Monday, November 14, 2011

The Nitty Gritty

For the people that know me well, this is all stuff you've heard before...for those who don't know my entire story this is for you.  I joined match.com at one of my lowest points in my life.  I was working at a job that I hated, living alone and where I worked (not a recommended idea) and I had just gotten news that my parents we're getting divorced.  I'm not going to go into a whole sob story about that for 2 reasons..one it's not my business to share, and two..that story isn't really relevant.  Just know it put me in a depression.  I needed affection, attention, love, and someone to just be there for me.  I am in NO WAY discrediting my WONDERFUL WONDERFUL friends who helped me through all of this, but there are some things a girlfriend just can't help with...unless you swim in the lady pond....which I don't.  So I was sh*t out of luck on that one.

On a whim I decided to join..I don't know why, maybe because I was bored, and wanted something new and exciting to look forward to, something to keep my mind off of things, something just plain silly.  Obviously it worked. 

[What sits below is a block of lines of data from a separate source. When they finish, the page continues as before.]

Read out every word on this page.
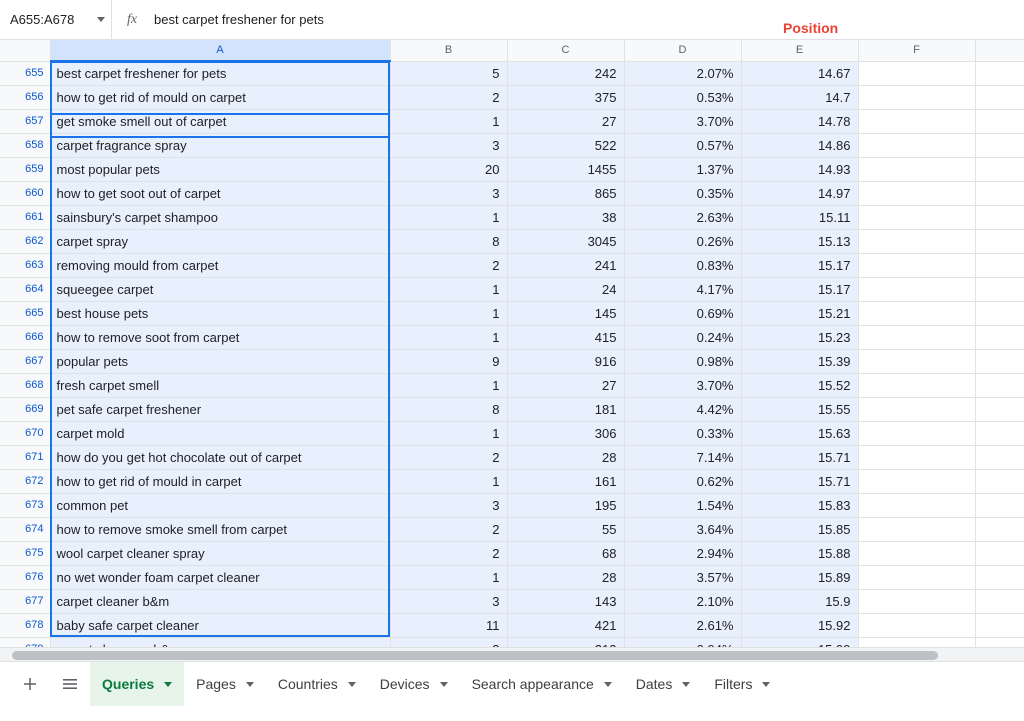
A655:A678	fx	best carpet freshener for pets
Position
	A	B	C	D	E	F	
655	best carpet freshener for pets	5	242	2.07%	14.67		
656	how to get rid of mould on carpet	2	375	0.53%	14.7		
657	get smoke smell out of carpet	1	27	3.70%	14.78		
658	carpet fragrance spray	3	522	0.57%	14.86		
659	most popular pets	20	1455	1.37%	14.93		
660	how to get soot out of carpet	3	865	0.35%	14.97		
661	sainsbury's carpet shampoo	1	38	2.63%	15.11		
662	carpet spray	8	3045	0.26%	15.13		
663	removing mould from carpet	2	241	0.83%	15.17		
664	squeegee carpet	1	24	4.17%	15.17		
665	best house pets	1	145	0.69%	15.21		
666	how to remove soot from carpet	1	415	0.24%	15.23		
667	popular pets	9	916	0.98%	15.39		
668	fresh carpet smell	1	27	3.70%	15.52		
669	pet safe carpet freshener	8	181	4.42%	15.55		
670	carpet mold	1	306	0.33%	15.63		
671	how do you get hot chocolate out of carpet	2	28	7.14%	15.71		
672	how to get rid of mould in carpet	1	161	0.62%	15.71		
673	common pet	3	195	1.54%	15.83		
674	how to remove smoke smell from carpet	2	55	3.64%	15.85		
675	wool carpet cleaner spray	2	68	2.94%	15.88		
676	no wet wonder foam carpet cleaner	1	28	3.57%	15.89		
677	carpet cleaner b&m	3	143	2.10%	15.9		
678	baby safe carpet cleaner	11	421	2.61%	15.92		

Queries	Pages	Countries	Devices	Search appearance	Dates	Filters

Aaron got the readers digest version of my situation when we went on our first date, I didn't want to overload him with my emotional baggage, but over time he learned tho whole situation.  He was there for me every second, giving me advice when I asked for it (even if it wasn't what I wanted to hear..he was going to tell me the truth).  Listening when I needed to vent, and letting me cry when I needed to.  I remember the night I knew I fell in love with him.  I was crying about something, and he let me talk it out, but then he decided to tell me secrets that he had never told anyone else.  We were up all night talking, about everything under the sun.  I knew then and there we would be together forever.

At one point in time we had the "talk" that I'm sure everyone has when they know their relationship his getting serious..1) Divorce is not an option we will communicate and work through things...Yes I know that certain circumstances can cause divorce, but I refuse to just give up like I've seen so many times. 2) We're equals in this, we may contribute in different ways, but we are partners.  3) Honesty always. 4) To remember we're not just husband and wife, but best friends as well.  These things are so important to me know more than ever, I don't want to be a statistic.

Short and sweet, I just wanted to get things off my chest!